In 2005, Schjoedt and colleagues in a crossover double-blind clinical trial with 25 mg/d spironolactone and placebo for two months in 20 type 1 diabetic patients with albuminuria despite taking antihypertensive treatment found that administering spironolactone reduced blood pressure and had protective effect in type 1 diabetic nephropathy (20). The number of patients was not enough. Hyperkalemia was not seen indicating safety of spironolactone. In 2002, Epstein showed that aldosterone inhibitor has protective effect for the kidney (23).
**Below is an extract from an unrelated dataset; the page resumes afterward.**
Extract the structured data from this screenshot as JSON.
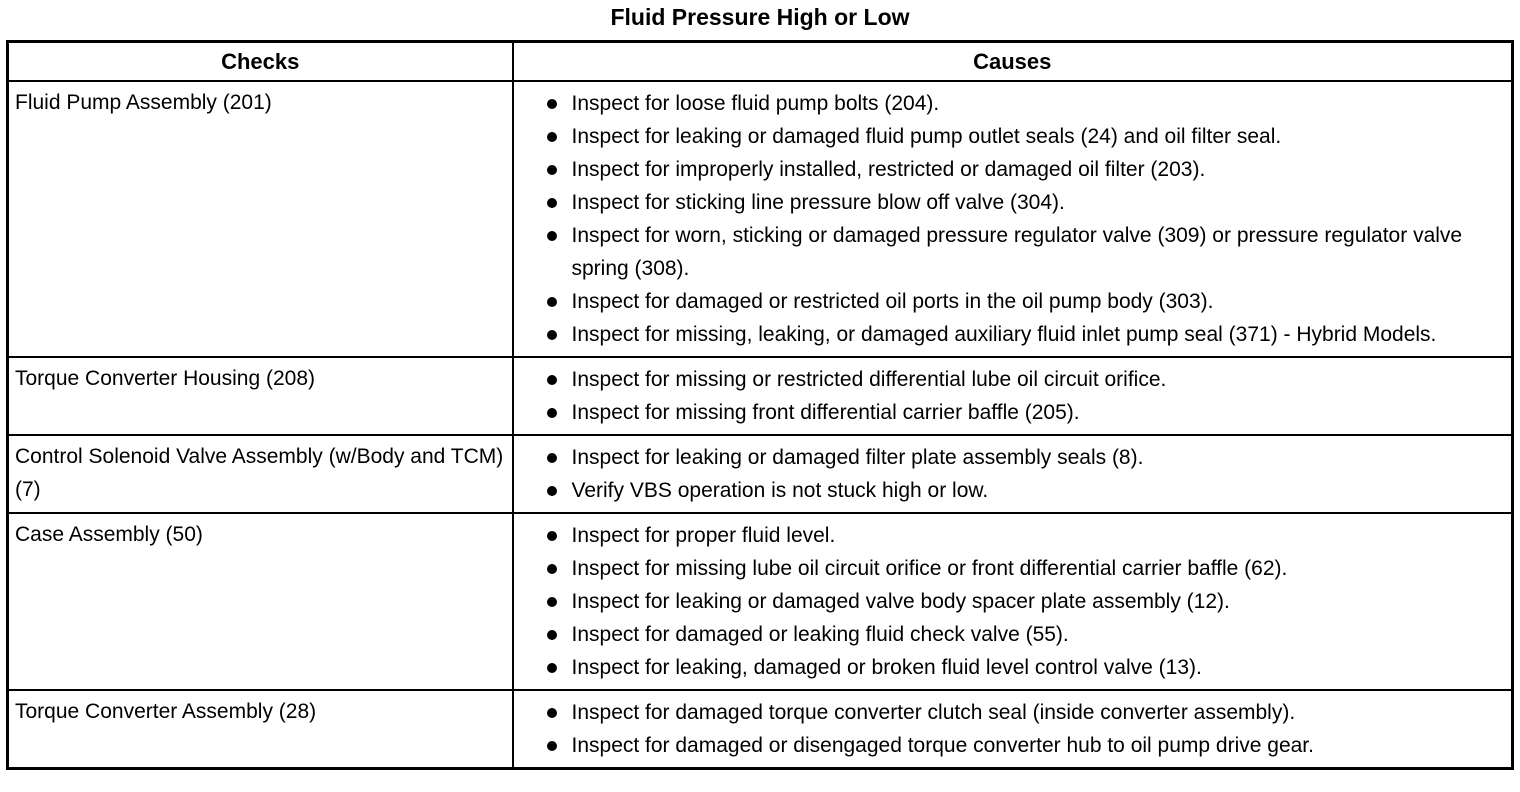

In 2005, Bianchi in a short-term and low-dose study administered 25mg/d spironolactone for two months to 42 CKD patients with different causes who had GFR = 20 - 90 and proteinuria > 0.9 g/d and taking ARB and/or ACEIs for one year. After two weeks, proteinuria was reduced and the reduction continued until the end of the second month (22). Transient reduction was observed in GFR, which returned to baseline after discontinuation of the drug. Hyperkalemia was seen in 11% of patients, mainly in patients with GFR < 60. In the group that received both ACEi and ARB, Aldosterone level was lower than the group receiving aldosterone with ACEi or ARB. Four weeks after discontinuation of spironolactone, proteinuria level increased as high as the baseline level. The number of patients in the study was low, but the study was strong to show that spironolactone can reduce proteinuria in a short-duration (23). In 2009, Navaneethan and colleagues in a systematic review about the prevention of progression of kidney disease with aldosterone antagonists using Medline data base concluded that in patients who received ACEi or ARB, aldosterone antagonists reduced proteinuria, although the risk of hyperkalemia increased (24). In 2008, Bomback and colleagues in a systematic review showed that most studies about spironolactone have these characteristics in common: CKD with different causes, Low number of patients studied (less than 30), mean of GFR > 60 and potassium cutoff equal to 5.5. In most studies, blood pressure did not decrease. No significant hyperkalemia was seen (32).
In our study, we showed the role of spironolactone in reducing proteinuria in patients taking ACEIs or ARBs and the mean reduction was the same in both groups. It is considered that it potentiates the effects of ARBs or ACE inhibitors in the prevention of progression of chronic kidney diseases. GFR reduction was not seen. Accurate monitoring of potassium in patients taking spironolactone in the study showed no hyperkalemia. Although no significant hyperkalemia was seen, monitoring and measurement of potassium is recommended in all patients taking spironolactone, especially in combination with ACEIs or ARBs. Limitations of our study were no assessment according to GFR levels, no control group, short duration of the study and no attention to aldosterone escape.
Spironolactone can reduce proteinuria and prevent the progression of CKD, often without significant changes in GFR or hyperkalemia. We showed that adding spironolactone to ACEIs or ARB can effectively reduce proteinuria.
Future studies with more participants, longer duration and clinical trial design are recommended. Assessing aldosterone escape and analysis according to GFR levels are recommended as well.